E-coating has until now been accomplished by lowering a car’s body-in-white into a long tank of e-coat fluid, running it through the tank for some distance, and then raising it out again, as it progresses along a conveyor line. RoDip 3 is a clever new way of subjecting a body-in-white to an e-coat bath, and it is a good example of “simplicity for its own sake.” This improved e-coating process provides a number of significantly improved critical coating and process factors, and the innovation might be said to be simplicity itself, which results in these improvements. Once you see RoDip 3 in action, the response is, yes, of course, haven’t we always done it that way?
“RoDip” is meant to convey roll and dip or rotation and dip, and this mechanical process does just that -- the car body dives into the tank head-first, and goes through a full 360° of rotation in the tank’s fluid, then exits by rolling back up to level, and onward. This is possible whether or not the car body is on a carrier, and is very simply activated by cams, levers, and guides, the conveyor itself remaining always on a level.

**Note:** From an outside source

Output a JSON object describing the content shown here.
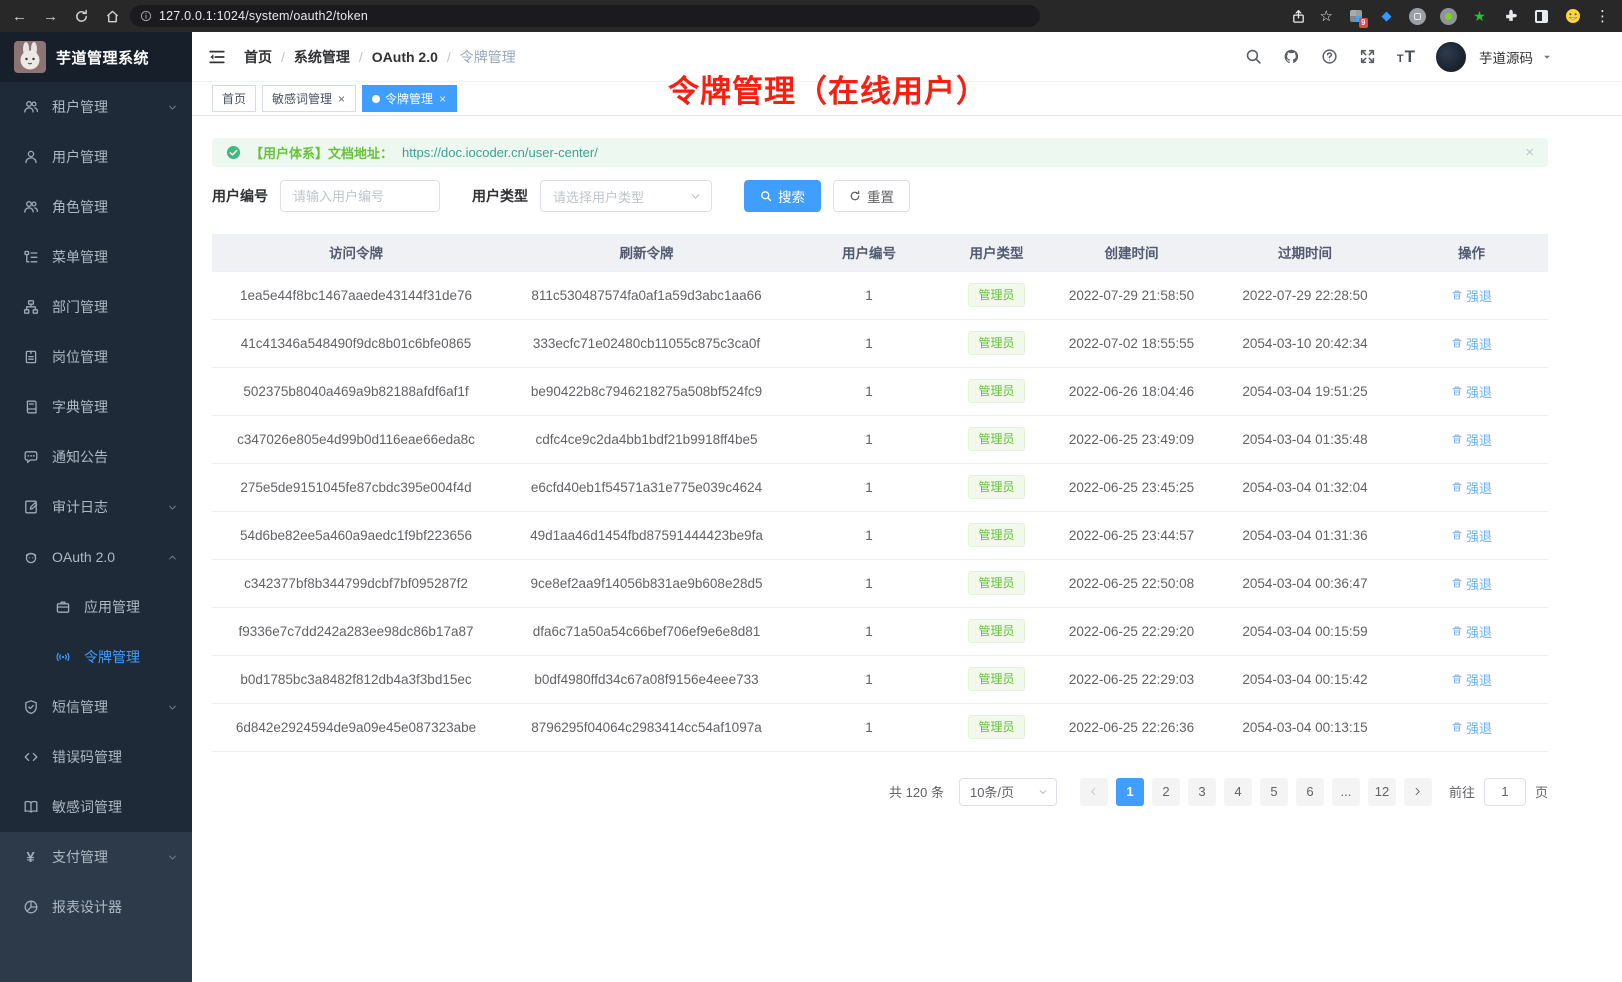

From an operating standpoint, RoDip 3 reduces the length of the e-coat tank, reduces its volume (the tank is deeper but much shorter), cuts electrical usage and heating, reduces the costs of chemicals and coatings, and maintenance (including personnel required). The line proceeds continuously without interruption or pause.
From a process and quality standpoint, rolling a car body through a 360° rotation in the tank means improved flooding with no trapped air bubbles or pockets, much shorter drain time (the body is on a steep angle upward as it exits the tank on its way back to level), and all of the e-coat fluid rapidly drains back into the tank. Additionally, there is no conveyor interference between the car body and the fluid coating process. For the future, it will be easy to modify the process as desired, so that a tank may be bypassed altogether, adjust quickly for body type, or use for dip or spray (aluminum vs. steel).
The RoDip 3 system was reviewed at early adopter BMW’s Munich facility.